'A war inside of Islam': The Jordanian town where IS's popularity grows

It’s a problem for one of the West’s biggest allies in the fight against the most radical group in the Middle East — the ideology of the Islamic State is slowly entering Jordan. Militants believe they’ll eventually have enough numbers to make their takeover of Jordan inevitable; up to 2,000 Jordanians are fighting in rebel ranks in Syria and Iraq, and they’ll come home some day. The government says the threat is overblown. But extremists do have momentum, attracting followers with promises of radical change and an ostensibly more just society at a time when many Jordanians can’t find jobs, struggle with rising prices or feel abandoned by the pro-Western ruling elite.

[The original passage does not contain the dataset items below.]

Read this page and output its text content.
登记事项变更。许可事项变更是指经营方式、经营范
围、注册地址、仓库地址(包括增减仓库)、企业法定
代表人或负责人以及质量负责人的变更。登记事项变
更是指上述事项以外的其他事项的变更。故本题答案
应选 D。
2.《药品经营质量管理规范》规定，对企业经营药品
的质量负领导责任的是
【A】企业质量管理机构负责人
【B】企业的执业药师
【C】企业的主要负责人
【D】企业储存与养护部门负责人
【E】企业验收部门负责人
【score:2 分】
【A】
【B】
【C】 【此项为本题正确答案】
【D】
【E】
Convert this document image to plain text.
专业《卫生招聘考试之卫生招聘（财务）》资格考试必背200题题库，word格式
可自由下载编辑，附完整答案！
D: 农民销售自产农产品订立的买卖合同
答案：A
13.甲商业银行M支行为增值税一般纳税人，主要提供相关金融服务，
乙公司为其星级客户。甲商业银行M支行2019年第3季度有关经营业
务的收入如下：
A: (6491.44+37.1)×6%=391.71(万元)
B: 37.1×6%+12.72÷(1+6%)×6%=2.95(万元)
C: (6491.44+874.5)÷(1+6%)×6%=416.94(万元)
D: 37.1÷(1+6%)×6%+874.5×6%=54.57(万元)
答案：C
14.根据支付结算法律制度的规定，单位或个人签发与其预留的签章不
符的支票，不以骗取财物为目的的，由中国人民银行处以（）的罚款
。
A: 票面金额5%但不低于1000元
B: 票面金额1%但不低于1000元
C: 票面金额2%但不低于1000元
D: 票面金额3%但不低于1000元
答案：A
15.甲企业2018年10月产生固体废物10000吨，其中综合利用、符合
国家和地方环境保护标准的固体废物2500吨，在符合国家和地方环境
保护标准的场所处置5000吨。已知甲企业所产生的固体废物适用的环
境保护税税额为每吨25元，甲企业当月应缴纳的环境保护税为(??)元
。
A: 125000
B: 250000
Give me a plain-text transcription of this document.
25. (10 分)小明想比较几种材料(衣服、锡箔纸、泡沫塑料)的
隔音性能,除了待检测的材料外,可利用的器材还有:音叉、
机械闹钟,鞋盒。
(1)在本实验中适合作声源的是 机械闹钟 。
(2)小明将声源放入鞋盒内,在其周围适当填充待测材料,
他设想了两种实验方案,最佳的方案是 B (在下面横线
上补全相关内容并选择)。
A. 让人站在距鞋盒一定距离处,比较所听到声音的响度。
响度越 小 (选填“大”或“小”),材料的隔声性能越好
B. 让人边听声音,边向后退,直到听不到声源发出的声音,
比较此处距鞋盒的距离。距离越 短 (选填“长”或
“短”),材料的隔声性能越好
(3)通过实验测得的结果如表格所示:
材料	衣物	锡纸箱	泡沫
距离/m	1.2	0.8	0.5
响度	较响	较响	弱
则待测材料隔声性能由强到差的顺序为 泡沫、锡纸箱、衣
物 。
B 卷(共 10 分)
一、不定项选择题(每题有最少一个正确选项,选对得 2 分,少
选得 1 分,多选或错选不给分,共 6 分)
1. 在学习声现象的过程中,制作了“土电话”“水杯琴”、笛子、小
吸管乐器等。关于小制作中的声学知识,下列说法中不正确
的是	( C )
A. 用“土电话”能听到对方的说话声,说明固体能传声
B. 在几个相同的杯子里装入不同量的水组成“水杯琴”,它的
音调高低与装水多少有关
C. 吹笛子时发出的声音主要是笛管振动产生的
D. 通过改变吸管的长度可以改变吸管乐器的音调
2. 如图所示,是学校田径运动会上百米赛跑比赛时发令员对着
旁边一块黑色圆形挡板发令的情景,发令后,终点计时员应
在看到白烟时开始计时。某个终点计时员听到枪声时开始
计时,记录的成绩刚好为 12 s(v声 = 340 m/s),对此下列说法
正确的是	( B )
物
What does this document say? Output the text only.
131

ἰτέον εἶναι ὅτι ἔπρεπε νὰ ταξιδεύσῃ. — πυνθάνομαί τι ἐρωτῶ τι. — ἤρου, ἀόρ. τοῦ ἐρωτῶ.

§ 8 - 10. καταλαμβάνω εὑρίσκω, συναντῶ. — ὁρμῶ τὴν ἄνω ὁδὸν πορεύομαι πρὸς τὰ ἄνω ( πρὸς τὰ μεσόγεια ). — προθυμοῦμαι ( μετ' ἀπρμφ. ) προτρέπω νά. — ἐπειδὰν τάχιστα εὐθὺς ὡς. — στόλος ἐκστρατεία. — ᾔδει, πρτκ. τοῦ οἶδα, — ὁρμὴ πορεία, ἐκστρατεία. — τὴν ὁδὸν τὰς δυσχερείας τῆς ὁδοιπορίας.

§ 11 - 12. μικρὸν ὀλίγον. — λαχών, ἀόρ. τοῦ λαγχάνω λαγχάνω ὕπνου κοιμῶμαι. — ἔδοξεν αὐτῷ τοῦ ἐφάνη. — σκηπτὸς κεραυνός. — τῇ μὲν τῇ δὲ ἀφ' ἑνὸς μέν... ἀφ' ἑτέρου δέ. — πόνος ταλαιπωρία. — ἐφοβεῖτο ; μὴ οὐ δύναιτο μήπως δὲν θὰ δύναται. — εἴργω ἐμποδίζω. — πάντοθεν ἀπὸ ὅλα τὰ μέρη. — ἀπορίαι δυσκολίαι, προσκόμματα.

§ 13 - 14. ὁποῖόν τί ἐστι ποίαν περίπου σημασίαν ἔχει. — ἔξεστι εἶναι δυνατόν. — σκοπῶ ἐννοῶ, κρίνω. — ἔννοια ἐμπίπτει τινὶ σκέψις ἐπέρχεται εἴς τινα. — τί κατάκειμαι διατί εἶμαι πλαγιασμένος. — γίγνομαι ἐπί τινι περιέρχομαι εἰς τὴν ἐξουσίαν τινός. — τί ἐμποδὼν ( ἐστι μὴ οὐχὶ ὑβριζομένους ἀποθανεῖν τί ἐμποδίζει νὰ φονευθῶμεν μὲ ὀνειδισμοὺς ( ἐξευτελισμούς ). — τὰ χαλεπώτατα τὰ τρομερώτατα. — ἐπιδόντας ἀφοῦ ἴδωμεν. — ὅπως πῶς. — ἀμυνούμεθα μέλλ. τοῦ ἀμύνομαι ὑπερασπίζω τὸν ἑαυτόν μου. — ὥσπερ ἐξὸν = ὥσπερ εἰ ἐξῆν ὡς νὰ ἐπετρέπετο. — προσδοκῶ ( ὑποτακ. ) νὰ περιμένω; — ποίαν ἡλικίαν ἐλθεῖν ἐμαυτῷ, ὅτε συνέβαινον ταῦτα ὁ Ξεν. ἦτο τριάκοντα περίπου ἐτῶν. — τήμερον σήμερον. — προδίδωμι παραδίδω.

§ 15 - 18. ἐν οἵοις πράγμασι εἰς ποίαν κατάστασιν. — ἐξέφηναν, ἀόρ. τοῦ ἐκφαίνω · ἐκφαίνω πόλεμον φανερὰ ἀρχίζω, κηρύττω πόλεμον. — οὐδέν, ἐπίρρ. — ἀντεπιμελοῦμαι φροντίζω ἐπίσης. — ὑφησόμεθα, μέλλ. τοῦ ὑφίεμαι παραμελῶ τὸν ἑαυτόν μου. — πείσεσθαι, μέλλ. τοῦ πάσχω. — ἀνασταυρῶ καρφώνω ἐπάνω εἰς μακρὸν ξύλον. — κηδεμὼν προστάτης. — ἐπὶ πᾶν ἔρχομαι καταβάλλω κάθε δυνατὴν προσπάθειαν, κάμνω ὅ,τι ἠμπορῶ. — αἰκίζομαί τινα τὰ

I don’t expect 2015 to pass peacefully. The signs are there.

Majed al-Sharari, mayor of Maan, an area of growing Islamic State sympathies

There may only be thousands of jihadi Salafis—those who seek a holy war to bring about Shariah law—among the 6.5 million residents, but the number has doubled since 2011, and now stands at roughly 9,000. After the rapid Islamic State gains in Iraq over the summer, there has been speculation it might target Jordan next, either through cross-border attacks or by trying to destabilize it from within. But the group also must take into account the likely strong response the U.S. would marshal to protect its ally.

This is our war. This is a war inside of Islam. We have to own up it. We have to take the lead.